This invention relates, in general, to optical devices, and in particular, to diffraction gratings.
Diffraction gratings have been made and used for a long time. Generally, diffraction gratings are vertical parallel periodic structures. Spacing of these vertical parallel structures is usually on the order of a wavelength of an illumination source. When commonly used, the diffraction grating is illuminated by optical electromagnetic radiation, resulting in a spectra being produced. Recently, diffraction gratings have begun to be investigated for use with semiconductor products.
Conventionally, vertical diffraction gratings that are used with semiconductor products are manufactured by treating a photopolymer film with two light sources. Generally, these light sources originate from a single laser beam that has been split into two halves to form two beams. The two beams are then redirected onto the photopolymer film so that the two beams meet at the same area on the photopolymer film. By directing the two beams onto the photopolymer film, constructive and destructive waves are formed that periodically change the photopolymer film chemically in some areas, but do not chemically change the photopolymer film in other areas, thereby producing the vertical diffraction grating in the photopolymer film. The vertical diffraction grating that is produced, however, has several major problems, such as not being sufficiently sensitive, being able to produce only vertical periodic structures, and not being able to be integrated easily into semiconductor products.
Efficiency of a diffraction grating is measured by comparing an amount of light that is diffracted by the grating to an amount of light that is directed into the grating. The inefficiency of conventional diffraction gratings generally are due to a small refractive index difference between the periodic structures that are formed in the diffraction gratings. Using the conventional method of fabricating a diffraction grating, it is very difficult to increase or to change the differences of refractive indexes between the periodic structures of the photopolymer film. Further, sharp clear-cut divisions between the periodic structures are not possible to produce with the conventional process, thus further reducing the efficiency of the diffraction grating.

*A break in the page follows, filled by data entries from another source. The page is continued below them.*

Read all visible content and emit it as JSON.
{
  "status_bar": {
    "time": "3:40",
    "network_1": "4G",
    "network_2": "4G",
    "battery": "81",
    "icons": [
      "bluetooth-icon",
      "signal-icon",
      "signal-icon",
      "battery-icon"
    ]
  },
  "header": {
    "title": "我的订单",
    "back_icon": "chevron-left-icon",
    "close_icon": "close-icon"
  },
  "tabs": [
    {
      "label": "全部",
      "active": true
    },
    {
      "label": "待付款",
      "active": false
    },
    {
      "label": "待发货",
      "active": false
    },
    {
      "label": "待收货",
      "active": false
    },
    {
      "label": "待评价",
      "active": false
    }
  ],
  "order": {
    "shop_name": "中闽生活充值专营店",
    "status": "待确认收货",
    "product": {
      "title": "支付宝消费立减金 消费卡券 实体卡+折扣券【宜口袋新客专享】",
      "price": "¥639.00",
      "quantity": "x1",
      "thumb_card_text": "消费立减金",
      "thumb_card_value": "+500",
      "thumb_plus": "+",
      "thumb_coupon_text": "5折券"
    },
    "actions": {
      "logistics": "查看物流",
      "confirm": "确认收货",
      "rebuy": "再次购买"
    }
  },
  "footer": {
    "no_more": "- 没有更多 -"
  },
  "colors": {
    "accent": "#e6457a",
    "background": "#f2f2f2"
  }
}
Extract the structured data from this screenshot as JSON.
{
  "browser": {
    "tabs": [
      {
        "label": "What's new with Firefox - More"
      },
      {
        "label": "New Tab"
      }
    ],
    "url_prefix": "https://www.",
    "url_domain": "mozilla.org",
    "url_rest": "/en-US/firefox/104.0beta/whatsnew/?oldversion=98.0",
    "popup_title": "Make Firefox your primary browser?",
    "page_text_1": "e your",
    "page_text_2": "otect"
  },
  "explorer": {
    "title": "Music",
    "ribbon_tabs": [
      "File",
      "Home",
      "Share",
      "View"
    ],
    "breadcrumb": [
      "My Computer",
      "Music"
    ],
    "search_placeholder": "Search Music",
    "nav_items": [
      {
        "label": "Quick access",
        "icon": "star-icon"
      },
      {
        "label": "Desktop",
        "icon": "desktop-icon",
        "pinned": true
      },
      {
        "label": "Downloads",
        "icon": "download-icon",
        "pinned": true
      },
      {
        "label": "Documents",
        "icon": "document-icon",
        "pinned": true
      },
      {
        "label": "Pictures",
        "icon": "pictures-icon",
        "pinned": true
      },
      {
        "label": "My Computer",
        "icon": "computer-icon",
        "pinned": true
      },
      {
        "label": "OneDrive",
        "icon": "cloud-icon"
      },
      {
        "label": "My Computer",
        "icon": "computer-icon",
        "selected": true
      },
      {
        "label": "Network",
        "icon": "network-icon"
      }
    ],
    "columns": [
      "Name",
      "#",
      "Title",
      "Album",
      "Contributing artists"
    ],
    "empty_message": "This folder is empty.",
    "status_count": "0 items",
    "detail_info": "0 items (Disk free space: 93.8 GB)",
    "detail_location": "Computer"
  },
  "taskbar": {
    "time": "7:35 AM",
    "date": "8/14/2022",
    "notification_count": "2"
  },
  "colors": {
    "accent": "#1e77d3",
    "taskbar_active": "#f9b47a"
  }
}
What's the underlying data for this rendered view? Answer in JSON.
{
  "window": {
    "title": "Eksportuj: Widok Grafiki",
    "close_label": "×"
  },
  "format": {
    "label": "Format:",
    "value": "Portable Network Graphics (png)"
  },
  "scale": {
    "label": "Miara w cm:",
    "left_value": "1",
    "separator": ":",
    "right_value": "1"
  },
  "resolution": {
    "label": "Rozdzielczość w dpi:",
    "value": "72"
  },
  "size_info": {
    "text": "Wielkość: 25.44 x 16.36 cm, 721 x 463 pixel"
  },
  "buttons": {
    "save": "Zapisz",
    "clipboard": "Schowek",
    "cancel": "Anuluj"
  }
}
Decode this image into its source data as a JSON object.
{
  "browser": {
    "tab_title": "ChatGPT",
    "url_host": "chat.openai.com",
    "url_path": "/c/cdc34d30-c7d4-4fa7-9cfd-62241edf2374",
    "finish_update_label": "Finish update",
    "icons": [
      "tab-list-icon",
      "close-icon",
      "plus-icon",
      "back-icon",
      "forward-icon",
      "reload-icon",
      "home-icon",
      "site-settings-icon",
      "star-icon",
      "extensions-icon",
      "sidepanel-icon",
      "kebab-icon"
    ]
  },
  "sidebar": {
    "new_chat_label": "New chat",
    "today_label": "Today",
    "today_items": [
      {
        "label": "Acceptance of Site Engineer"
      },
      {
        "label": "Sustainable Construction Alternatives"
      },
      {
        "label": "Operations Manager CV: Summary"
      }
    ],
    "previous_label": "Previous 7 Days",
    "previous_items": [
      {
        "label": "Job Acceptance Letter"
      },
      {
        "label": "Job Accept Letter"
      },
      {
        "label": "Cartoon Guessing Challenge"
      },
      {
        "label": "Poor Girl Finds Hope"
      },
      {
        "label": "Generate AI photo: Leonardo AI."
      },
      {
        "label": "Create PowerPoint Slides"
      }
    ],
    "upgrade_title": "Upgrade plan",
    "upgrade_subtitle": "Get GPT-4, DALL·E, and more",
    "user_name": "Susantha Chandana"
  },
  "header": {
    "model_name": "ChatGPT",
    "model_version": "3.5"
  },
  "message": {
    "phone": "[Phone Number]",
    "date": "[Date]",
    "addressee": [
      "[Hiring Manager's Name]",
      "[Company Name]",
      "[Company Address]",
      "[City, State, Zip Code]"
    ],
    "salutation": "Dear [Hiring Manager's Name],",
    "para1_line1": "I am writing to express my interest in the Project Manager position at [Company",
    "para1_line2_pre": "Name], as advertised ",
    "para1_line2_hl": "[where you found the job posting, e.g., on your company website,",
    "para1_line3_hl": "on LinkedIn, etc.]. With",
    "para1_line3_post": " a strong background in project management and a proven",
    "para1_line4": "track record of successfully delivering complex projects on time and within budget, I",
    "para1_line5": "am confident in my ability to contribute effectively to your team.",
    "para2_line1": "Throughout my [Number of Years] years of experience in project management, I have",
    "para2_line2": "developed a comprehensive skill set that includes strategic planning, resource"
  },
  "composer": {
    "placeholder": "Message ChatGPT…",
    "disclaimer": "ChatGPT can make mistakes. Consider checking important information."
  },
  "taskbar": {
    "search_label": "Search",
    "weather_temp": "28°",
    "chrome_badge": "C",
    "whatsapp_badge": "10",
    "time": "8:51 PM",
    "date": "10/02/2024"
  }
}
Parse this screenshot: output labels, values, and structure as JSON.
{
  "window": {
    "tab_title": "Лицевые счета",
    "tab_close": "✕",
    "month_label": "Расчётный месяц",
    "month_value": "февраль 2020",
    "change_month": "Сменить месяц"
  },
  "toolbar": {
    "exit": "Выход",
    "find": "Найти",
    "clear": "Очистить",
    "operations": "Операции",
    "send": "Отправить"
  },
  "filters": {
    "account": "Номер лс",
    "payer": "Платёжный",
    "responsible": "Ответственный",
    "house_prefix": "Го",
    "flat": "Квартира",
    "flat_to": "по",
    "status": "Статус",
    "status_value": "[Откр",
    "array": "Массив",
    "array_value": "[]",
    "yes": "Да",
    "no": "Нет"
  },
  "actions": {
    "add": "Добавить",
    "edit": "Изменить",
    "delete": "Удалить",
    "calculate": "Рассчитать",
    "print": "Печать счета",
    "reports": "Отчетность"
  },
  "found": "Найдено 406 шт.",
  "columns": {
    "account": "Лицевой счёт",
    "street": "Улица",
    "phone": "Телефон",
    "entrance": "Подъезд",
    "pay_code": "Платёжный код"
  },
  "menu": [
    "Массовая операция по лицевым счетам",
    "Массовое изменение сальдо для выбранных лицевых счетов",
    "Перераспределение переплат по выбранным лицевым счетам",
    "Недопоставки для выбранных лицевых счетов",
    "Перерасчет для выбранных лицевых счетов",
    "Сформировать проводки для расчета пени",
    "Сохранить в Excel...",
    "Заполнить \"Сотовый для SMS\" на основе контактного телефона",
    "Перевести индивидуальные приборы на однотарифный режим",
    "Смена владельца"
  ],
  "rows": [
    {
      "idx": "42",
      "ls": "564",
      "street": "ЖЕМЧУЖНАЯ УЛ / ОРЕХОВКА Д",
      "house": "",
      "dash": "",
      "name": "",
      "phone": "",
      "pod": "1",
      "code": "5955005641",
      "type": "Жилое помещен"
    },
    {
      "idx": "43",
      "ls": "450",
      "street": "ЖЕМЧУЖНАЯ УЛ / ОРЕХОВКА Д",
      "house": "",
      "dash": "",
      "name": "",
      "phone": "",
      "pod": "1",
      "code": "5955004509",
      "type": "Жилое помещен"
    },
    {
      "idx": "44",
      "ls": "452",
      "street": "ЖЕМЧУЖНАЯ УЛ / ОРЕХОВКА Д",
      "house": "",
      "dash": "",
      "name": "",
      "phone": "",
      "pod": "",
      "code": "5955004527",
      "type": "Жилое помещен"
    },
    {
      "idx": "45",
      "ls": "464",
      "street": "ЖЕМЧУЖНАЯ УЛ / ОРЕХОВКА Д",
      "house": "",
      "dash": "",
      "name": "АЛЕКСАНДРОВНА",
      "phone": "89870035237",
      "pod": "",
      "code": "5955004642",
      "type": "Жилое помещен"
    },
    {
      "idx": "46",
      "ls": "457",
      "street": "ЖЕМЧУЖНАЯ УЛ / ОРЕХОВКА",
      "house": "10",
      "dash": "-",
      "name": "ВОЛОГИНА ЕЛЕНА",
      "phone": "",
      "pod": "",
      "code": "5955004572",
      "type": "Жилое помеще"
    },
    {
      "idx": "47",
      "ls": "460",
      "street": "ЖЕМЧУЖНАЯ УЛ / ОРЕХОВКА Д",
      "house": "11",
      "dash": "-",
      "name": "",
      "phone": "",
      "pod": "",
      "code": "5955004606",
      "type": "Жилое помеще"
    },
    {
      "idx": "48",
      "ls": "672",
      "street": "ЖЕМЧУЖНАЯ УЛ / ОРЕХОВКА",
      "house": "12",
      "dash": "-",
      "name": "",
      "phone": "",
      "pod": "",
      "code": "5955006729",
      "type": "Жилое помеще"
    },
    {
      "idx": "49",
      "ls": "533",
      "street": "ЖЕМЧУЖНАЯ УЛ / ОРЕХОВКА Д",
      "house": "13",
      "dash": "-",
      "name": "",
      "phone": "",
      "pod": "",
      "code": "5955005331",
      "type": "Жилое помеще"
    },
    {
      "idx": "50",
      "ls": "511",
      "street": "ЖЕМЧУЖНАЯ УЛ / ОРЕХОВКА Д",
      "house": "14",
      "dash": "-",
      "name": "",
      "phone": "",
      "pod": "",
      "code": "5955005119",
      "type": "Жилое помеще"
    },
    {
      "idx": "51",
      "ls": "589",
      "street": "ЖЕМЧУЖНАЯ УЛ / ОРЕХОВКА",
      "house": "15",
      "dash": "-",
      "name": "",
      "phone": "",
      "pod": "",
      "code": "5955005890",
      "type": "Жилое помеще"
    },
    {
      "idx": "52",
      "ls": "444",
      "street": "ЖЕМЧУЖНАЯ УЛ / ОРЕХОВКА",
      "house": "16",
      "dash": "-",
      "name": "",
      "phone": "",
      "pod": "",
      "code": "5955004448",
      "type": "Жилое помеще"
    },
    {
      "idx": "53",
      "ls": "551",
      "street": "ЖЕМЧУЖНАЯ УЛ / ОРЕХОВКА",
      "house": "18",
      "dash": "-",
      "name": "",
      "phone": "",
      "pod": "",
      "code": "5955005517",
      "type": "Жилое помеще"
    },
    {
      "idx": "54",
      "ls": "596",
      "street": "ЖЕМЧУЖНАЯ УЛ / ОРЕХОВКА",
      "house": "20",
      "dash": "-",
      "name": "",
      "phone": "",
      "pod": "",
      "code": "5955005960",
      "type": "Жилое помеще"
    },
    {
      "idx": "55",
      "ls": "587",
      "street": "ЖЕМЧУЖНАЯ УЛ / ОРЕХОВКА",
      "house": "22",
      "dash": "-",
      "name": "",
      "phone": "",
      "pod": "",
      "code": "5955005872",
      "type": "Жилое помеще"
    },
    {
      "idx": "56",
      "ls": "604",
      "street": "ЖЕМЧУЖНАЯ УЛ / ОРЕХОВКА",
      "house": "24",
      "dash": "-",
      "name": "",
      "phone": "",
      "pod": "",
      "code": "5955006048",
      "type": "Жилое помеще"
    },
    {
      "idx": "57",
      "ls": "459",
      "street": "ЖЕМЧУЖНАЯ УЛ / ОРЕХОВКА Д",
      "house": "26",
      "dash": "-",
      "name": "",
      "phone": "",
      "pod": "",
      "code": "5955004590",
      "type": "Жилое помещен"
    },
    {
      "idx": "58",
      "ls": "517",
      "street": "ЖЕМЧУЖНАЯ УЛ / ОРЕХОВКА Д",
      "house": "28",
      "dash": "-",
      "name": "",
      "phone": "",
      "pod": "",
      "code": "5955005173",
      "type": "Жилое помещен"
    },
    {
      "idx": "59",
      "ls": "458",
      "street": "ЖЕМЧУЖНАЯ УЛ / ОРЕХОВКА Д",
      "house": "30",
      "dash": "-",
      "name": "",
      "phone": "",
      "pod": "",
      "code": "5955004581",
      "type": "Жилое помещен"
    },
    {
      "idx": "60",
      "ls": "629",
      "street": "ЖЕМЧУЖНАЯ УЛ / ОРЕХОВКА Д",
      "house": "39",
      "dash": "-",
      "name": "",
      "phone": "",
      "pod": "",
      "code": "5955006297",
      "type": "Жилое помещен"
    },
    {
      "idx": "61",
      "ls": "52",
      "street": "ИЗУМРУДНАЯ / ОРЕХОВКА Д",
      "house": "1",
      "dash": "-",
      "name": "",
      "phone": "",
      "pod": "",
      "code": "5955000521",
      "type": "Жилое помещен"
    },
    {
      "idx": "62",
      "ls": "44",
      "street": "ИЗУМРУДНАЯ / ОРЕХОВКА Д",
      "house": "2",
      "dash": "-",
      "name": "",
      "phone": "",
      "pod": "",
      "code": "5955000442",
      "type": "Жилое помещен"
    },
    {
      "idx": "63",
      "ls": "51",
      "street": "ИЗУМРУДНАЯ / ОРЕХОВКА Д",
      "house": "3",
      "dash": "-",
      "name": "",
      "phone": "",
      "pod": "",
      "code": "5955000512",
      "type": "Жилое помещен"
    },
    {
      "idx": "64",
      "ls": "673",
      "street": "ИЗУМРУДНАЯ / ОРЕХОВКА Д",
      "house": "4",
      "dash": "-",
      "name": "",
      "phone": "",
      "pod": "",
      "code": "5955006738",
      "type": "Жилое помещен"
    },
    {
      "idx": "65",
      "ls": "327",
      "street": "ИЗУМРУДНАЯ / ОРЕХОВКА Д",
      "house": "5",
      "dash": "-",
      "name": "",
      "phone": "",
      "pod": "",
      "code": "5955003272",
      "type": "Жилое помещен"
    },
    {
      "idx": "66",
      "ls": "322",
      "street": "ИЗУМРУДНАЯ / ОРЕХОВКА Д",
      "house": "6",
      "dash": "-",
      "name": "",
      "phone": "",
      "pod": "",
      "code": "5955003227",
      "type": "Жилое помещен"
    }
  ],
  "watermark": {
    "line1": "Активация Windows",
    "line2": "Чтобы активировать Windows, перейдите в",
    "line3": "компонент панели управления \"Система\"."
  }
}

Additionally, the conventional diffraction gratings that are manufactured with the photopolymer film do not allow for any profile modification of the periodic structures. This inability to modify the profile of the periodic structures further curtails or restricts using conventional diffraction gratings, as well as modifying the sensitivity of conventional diffraction gratings.
It can be seen that conventional methods for producing diffraction gratings have several limitations. Also, it is evident that conventional diffraction grating structures are not capable of fulfilling recent requirements that are needed for use in semiconductor products, because conventional diffraction gratings are not easily integrated into semiconductor products. Therefore, a method for making an angled diffraction grating would be highly desirable.